Patrick and Katie are no newcomers to challenging music — Katie, a 19-year-old incoming freshman at the University of Notre Dame, will dual major in mathematics and music next semester. Patrick, 21, a rising senior at the University of Minnesota in the fall, is majoring in music education.
Mara Gallagher, Katie and Patrick’s mom — and a violinist herself — said her kids didn’t always play viola. It took a trip to a music conference in Montreal to turn them on to it.
“I saw they had a kids’ class, and I thought, ‘They can play the violin, I’m sure they could learn another clef and a few more pieces.’ So I sent them both to the viola class,” Gallagher said. “The class was in French, so they had a little bit of a difficulty. But you know what? They managed.”
Viola quickly rooted itself in Patrick’s heart, Gallagher said, while Katie was encouraged to continue pursuing the violin. The kids went on to pursue other things as well — Patrick earned a black belt in karate, Katie a brown belt; Patrick enjoyed cooking while Katie fell into running and square dancing.

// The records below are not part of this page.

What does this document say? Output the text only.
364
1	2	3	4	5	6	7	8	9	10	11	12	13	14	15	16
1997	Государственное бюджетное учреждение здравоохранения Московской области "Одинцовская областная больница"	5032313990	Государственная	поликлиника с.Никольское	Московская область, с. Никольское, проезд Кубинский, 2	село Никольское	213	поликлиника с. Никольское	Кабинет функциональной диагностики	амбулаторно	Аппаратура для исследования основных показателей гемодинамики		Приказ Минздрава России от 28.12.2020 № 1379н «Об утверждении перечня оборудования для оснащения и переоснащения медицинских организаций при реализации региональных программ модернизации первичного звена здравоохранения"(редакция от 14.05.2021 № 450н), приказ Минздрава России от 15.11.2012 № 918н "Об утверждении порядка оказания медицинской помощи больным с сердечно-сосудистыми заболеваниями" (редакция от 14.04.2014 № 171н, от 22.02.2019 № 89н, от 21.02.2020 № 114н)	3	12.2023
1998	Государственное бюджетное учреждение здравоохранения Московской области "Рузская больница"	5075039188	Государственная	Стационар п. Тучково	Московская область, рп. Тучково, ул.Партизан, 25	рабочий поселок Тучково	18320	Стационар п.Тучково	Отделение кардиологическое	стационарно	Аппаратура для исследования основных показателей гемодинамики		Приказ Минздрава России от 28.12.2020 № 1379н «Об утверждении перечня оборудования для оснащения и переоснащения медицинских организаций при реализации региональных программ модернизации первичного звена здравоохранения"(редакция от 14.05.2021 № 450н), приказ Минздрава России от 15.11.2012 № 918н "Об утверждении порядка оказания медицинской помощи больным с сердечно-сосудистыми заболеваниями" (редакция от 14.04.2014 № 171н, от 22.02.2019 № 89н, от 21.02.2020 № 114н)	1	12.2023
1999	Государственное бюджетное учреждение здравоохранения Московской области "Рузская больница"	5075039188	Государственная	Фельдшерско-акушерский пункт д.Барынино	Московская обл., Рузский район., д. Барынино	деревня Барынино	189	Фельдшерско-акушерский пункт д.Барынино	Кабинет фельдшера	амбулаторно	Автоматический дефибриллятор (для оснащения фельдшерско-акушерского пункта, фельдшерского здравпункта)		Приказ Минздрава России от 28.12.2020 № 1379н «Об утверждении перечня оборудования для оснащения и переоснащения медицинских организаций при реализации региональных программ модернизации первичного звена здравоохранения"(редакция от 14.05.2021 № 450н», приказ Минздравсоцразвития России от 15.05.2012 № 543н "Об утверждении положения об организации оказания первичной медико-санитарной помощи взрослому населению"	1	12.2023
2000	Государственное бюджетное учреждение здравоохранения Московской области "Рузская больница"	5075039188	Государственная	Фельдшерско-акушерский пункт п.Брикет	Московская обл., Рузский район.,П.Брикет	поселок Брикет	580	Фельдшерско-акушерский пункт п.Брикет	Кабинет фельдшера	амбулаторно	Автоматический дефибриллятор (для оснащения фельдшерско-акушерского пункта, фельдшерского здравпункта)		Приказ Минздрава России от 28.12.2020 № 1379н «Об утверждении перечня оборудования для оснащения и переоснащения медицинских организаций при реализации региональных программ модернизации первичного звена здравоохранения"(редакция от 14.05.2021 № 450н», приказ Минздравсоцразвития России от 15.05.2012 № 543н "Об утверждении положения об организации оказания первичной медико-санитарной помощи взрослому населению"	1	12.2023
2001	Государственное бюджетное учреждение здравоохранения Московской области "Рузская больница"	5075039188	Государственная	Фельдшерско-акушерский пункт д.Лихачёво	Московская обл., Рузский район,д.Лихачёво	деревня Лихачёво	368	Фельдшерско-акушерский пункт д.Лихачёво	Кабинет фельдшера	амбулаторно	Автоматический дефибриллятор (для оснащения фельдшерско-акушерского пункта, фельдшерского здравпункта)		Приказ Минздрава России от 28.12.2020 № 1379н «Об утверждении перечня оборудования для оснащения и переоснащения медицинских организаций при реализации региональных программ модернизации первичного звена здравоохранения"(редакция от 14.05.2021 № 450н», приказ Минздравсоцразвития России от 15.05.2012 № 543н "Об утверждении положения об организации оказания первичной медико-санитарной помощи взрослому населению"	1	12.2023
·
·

“But then, a few years ago, Katie got it in her head, ‘You know, I want to play the viola, and they told me not to, but I want to play the viola.’ That’s my perspective,” Gallagher said.
Katie’s commitments to performances and solo recitals barred her from ditching the violin, though — people expected her to show up with a violin in her hand, her mother said.
“So she also started practicing viola, and she entered a competition, and the first competition she entered, she won,” Gallagher said. “And she didn’t tell her teacher she was entering — she wanted to do it quietly.”
It wasn’t until this past June that Katie decided her third summer at Chautauqua would be dedicated entirely to the viola. Caroline Coade, a viola faculty member and a professor at the University of Michigan, said the switch came easily.
“She has an uncanny ability to learn music very quickly and the musicality comes easily to her,” Coade said. “But I also appreciate that she’s super intellectually curious too, so she wants to dig deeper than she can go musically — it’s fascinating.”
Patrick’s talents lie in his desire to teach, Coade said.
“He’s the more cerebral one. He’s the one who wants to be a teacher, and she’s not sure what she wants to do with her performing,” Coade said. “They’re different, even in their repertoire. What she picked for Tuesday’s viola recital was fun and flashy, and his was austere, very melancholy, very stark.”
Patrick and Katie have blended their talents before coming to Chautauqua — they performed a duet in the Chicago Botanic Garden this past June.
“That was just fun because it was kind of chill and it was a nice day out,” Katie said.
“And we got along that day, with the duets,” Patrick said.
“During the performance he was giving me the look.”
“— the page was turned towards me, and not him,” she said.
“And so I had to stand in a weird, leaning way while playing.”
Patrick demonstrated: pseudo-violin in hand, he wiggled on one foot, leaning sideways and pretending to play.
“We got along,” Katie said. “Well, we usually get along.”
Coade said they’d like to recreate their performance together during their time in Chautauqua. When Katie and Patrick brought the idea up to Coade, she sent them straight to the music office to get it figured out for themselves.
“That’s clearly what that was — they created an opportunity so that they could play together,” Coade said. “Basically, I think the moral of the story is learn how to ask for what you want. Create opportunities for yourselves.”